The host tells us we are in Santa Rosa where “nothing much has happened since the Wells Fargo robbery of 1882”; that streak will not end tonight. Sheriff Simpson enters Silas Barker’s funeral parlor, sadly for the business, on his own two feet. He tells Simpson about a call he got to pick up a stiff at the Tyson place. He was told the corpse would be in the garage. He found it there with a death certificate that fingered pneumonia as the murderer. There was no one else around.
County Health Officer Paul Novak is the next person through the door, also sadly vertical. Walk-in business — not good for a mortuary. He examines the corpse which the death certificate identifies as John Corey. It gives his age as 52, but Novak says he has the body of a 20 year old. He asks who this E.M. Hall is who signed the death certificate, but no one knows.
Novak drives out to the ol’ Hall place to ask a few questions. He gets no answer at the door, but does have the good fortune to meet TV’s Fred Ziffel from Green Acres who is delivering a package!
Back at the Sheriff’s office, Novak suddenly decides “Dr. Hall” sounds familiar. He pulls out a medical directory and flips through the pages, “Haynes . . . Haynes . . . Hale . . . Haley . . . Hall”. What bloody order is this thing in? [1] Hall was a Nobel Prize winner in 1936, when that meant something. He was a leader in the field of nutrient biology.
Novak returns the next morning to the Hall house. This time, via an intercom, Hall tells Novak he may come in. However, just inside the door he will find a shower where he must scrub down. Luckily, not airing on Showtime, the next shot is of him post-shower buttoning a fresh surgical gown. Hall greets him and takes him into the lab.

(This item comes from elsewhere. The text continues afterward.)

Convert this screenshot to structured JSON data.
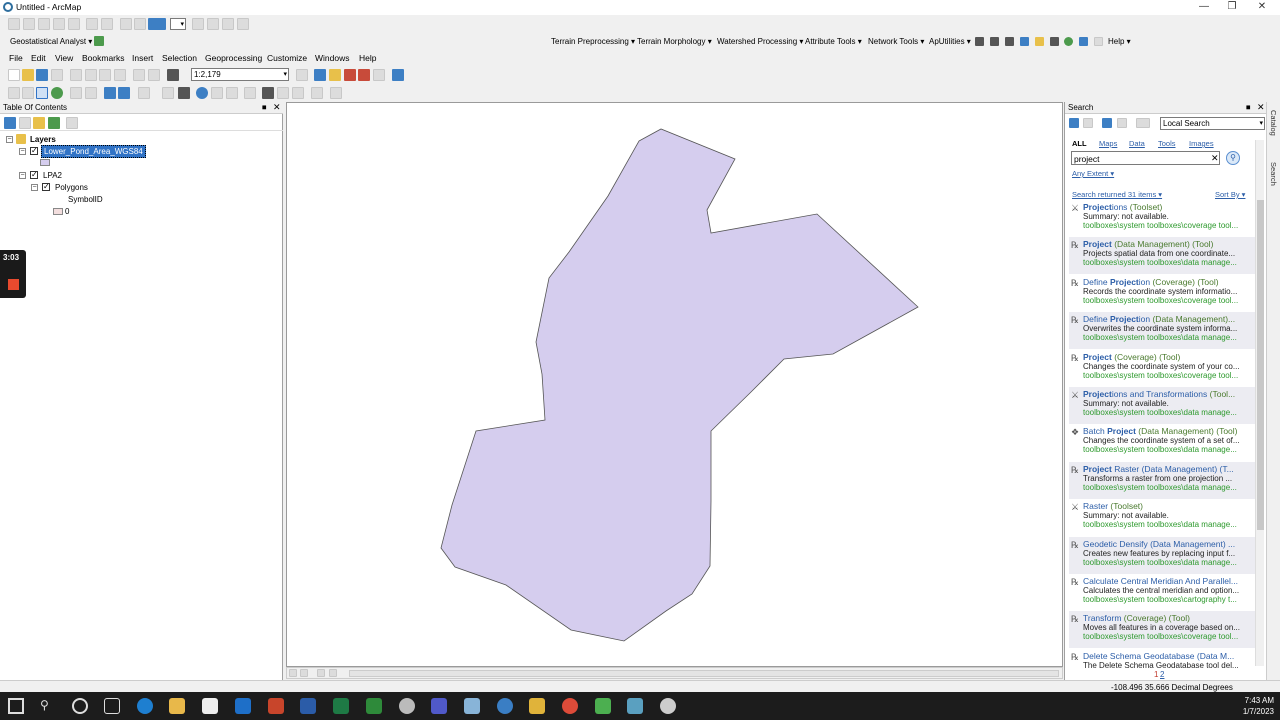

Hall tells Novak that Corey worked for him 3 years. Corey’s hot daughter Jan is also working in the lab. They are searching for a nutrient — an artificial food — that is cheap and foolproof because earth has gotten to the point where it can’t feed the number of people living on it.[2] As proof, he shows off a fully grown rabbit that is only 6 weeks old. Sadly it will die soon as a virus occurs whenever the nutrient is used.
The next day, Novak goes back to see the doctor. He confronts him about not buying groceries and John Corey’s inexplicable youth. He suggests that Corey did not die of pneumonia, but from testing the nutrient on himself. Once on the nutrient you can never go back to real food. Everyone in the lab is now taking the nutrient.
They were able to survive by switching to the New & Improved nutrient after Corey croaked. Unfortunately, the novelty wears off and Jan contracts the virus. Blah, blah, blah, Novak comes up with a cure.
This was excruciating. The YouTube transfers are terrible but whatta ya gonna to do? The score continues to be offensively pompous. The story was just an utter nothing although some of the dialogue was good. John Howard had a few good moments as Novak. The real catch was Vera Miles who would be in The Searchers the next year, and in Psycho a few years later.
I rate it 20% of the minimum daily requirement.
Post-Post:
- [1] I guess it could have been the less-used Haines, but why would they do that?
- [2] This was when the earth’s population was about 1/3 of what it is now. This is the kind of shrewd analysis that led to Hillary being given a 95% chance of winning.
- Director Jack Arnold, writer Robert Fresco, and hayseed Fred Ziffel previously worked on Tarantula together. That film was one of Clint Eastwood’s first gigs.
Merry Christmas! Your blog is a lot of fun.